Bee Partners closes fourth fund to add more capital for pre-seed founders in deep tech

For pre-seed founders innovating in the deep tech space, Bee Partners wants to be partners with you. It closed on $50 million in commitments for its fourth fund, which Michael Berolzheimer, managing partner, said was oversubscribed.

The San Francisco-based venture capital firm invests in companies focused on artificial intelligence, machine learning, robotics and frontier technologies. Within that deep tech space, Berolzheimer sees more innovation coming out of laboratories than ever before. So much so that Bee Partners experienced an increase in deal flow of 40% year over year, despite a slow down of funding into the area, he said. Deep tech was still the second-most invested segment in the second quarter of 2023, after energy, according to Dealroom.co.

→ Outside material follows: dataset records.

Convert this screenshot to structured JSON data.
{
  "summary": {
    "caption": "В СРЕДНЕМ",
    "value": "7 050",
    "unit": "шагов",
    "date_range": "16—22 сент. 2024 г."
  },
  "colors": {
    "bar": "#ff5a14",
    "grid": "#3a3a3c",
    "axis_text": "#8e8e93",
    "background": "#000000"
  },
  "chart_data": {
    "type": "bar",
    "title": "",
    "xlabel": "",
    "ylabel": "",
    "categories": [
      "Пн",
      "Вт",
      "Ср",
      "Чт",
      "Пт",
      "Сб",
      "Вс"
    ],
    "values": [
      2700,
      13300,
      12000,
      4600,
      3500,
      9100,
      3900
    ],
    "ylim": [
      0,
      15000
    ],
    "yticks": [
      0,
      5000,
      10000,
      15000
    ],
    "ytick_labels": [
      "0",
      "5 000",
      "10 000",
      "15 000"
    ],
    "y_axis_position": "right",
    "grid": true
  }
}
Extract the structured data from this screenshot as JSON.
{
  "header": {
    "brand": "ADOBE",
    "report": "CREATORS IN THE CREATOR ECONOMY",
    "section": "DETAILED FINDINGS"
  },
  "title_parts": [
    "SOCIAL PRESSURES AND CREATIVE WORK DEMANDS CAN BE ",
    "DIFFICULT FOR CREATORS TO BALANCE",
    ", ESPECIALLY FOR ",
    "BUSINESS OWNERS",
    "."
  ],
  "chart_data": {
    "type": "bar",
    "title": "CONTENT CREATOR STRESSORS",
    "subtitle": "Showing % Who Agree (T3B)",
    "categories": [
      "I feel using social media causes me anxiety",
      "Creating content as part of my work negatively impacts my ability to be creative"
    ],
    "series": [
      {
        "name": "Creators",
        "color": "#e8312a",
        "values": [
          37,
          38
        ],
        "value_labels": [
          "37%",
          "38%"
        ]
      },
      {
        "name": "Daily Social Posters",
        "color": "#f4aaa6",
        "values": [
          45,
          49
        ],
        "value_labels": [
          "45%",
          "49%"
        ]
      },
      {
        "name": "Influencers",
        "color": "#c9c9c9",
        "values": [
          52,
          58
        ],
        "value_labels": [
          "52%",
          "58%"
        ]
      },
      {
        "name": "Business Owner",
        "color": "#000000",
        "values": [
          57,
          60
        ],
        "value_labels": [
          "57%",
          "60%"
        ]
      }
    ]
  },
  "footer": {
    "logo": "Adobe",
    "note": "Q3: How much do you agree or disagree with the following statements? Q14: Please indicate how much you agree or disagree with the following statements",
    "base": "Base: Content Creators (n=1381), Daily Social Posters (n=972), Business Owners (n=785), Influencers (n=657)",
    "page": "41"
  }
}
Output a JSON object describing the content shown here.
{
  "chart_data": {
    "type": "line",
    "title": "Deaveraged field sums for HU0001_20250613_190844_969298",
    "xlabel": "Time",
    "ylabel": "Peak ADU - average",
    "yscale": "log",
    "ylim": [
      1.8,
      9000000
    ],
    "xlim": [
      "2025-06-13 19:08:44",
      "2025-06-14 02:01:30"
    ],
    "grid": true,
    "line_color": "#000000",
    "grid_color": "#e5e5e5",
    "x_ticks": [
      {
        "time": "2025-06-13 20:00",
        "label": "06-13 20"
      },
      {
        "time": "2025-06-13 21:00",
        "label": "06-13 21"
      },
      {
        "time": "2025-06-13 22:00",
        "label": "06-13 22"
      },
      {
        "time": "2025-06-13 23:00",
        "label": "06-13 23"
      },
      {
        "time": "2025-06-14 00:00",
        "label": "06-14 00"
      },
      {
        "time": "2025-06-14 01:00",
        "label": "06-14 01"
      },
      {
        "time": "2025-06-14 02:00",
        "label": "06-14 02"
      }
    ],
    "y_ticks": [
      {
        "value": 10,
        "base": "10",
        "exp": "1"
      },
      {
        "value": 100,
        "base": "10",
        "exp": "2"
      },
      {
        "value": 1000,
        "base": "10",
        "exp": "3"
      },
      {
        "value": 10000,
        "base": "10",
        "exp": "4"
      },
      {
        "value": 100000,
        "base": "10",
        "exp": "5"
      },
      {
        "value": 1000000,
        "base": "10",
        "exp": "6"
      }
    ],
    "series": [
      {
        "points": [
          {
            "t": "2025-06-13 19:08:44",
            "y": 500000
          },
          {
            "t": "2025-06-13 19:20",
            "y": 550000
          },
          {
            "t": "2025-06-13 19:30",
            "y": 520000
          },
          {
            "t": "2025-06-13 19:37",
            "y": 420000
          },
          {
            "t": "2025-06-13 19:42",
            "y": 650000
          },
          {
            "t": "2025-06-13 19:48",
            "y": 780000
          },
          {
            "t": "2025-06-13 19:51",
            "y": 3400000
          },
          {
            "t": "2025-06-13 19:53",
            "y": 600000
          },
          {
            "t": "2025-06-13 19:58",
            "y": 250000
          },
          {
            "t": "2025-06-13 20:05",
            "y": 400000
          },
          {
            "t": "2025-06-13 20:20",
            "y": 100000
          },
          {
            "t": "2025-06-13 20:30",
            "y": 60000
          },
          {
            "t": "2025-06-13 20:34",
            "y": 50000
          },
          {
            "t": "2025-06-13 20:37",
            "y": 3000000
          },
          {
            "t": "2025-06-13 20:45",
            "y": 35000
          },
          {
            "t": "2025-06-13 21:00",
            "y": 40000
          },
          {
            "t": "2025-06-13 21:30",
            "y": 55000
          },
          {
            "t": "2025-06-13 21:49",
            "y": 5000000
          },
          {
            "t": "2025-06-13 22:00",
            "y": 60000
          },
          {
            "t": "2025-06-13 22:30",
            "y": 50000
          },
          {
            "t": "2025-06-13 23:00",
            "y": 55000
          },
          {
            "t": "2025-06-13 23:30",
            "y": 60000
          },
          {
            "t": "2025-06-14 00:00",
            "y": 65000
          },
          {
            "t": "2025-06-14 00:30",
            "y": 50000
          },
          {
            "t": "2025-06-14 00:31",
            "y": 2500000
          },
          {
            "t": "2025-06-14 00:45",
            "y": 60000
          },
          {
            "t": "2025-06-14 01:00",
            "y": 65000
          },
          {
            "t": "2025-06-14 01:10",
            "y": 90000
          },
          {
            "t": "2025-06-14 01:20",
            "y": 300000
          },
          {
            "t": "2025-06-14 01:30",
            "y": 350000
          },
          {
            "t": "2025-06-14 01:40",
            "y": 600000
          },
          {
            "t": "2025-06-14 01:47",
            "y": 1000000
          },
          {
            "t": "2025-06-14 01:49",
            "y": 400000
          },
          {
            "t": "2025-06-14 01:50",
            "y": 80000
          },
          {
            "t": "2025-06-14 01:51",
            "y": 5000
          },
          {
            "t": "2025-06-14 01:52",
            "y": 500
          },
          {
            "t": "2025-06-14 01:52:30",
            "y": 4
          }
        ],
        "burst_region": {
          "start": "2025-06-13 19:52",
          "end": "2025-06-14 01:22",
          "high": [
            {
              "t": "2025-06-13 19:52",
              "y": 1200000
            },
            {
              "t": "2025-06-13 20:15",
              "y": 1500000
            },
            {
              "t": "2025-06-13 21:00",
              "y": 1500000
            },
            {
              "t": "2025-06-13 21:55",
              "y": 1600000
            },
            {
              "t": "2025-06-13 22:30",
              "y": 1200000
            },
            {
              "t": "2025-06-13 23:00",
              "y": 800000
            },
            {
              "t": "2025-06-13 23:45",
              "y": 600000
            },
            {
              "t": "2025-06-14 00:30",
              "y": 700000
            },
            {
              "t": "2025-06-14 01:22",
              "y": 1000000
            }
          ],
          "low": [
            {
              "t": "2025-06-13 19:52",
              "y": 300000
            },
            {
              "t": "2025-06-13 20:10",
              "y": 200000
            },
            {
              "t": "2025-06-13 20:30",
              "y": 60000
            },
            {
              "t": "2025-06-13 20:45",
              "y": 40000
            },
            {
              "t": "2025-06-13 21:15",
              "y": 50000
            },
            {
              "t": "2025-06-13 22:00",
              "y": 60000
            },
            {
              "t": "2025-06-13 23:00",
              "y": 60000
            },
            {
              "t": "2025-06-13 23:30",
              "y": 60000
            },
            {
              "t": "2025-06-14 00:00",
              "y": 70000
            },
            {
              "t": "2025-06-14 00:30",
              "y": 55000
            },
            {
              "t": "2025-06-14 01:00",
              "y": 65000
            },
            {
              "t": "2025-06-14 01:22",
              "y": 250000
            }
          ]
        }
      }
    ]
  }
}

“The challenge, obviously, is that a lot of deep tech companies are getting funded, just not necessarily getting the funding that we think it deserves, given the disruption and the innovation that’s coming out of that space,” he said. “That’s a broad statement because deep tech is so big. There’s still plenty of activity happening, it’s just a little bit more discreet.”

The firm’s LPs include a Boston-based university endowment and U.S.-based family offices. It is among a handful of firms investing at the pre-seed level that closed on new funds recently, joining the likes of Onvi Capital and Garuda Ventures.

However, Berolzheimer told TechCrunch that Bee Partners is not like others, explaining that his firm is among just a handful willing to write relatively large checks at such an early stage.

“We like to say, ‘no capital, no customers, no code, no problem’,” he said. “We’ll invest in a team with a great idea, even in a company not incorporated yet. We are literally writing that first check only days after incorporation and we’re comfortable doing so. For a founding team to be able to pick up $500,000 or $1 million at a time is very unique.”

A second unique aspect is Bee Partners’ partnership model, hence the name. While other firms typically provide one person for each portfolio company, founders get to work with Bee’s entire team of partners, Berolzheimer said.

Bee Partners IV has already deployed 20% of its capital into nine companies, including three generative AI companies. One, Nova, raised $2.4 million for tools to protect brand integrity. This year, it was also an investor in fermentation technology company Pow.bio’s Series A and co-led a seed round in Wellplaece, a product-purchasing platform for dental offices.

This fourth fund is the firm’s largest to date and gives the firm just over $130 million in total commitments. Its third fund, closed in 2019, was $43 million. Bee Partners typically invests in 25 companies per fund over the course of about four years. Its average check size is $800,000, but has invested as low as $350,000 and as high as $1.5 million. Portfolio companies have an over 60% matriculation rate to Series A, according to the firm.

“We decided to stay concentrated at that 25 mark,” Berolzheimer said. “It affords us the time and energy to actually allocate to each of our companies, which is the whole purpose for why we started Bee Partners in the first place — to support founders at inception. We help them get to product market fit and then get into Series A.”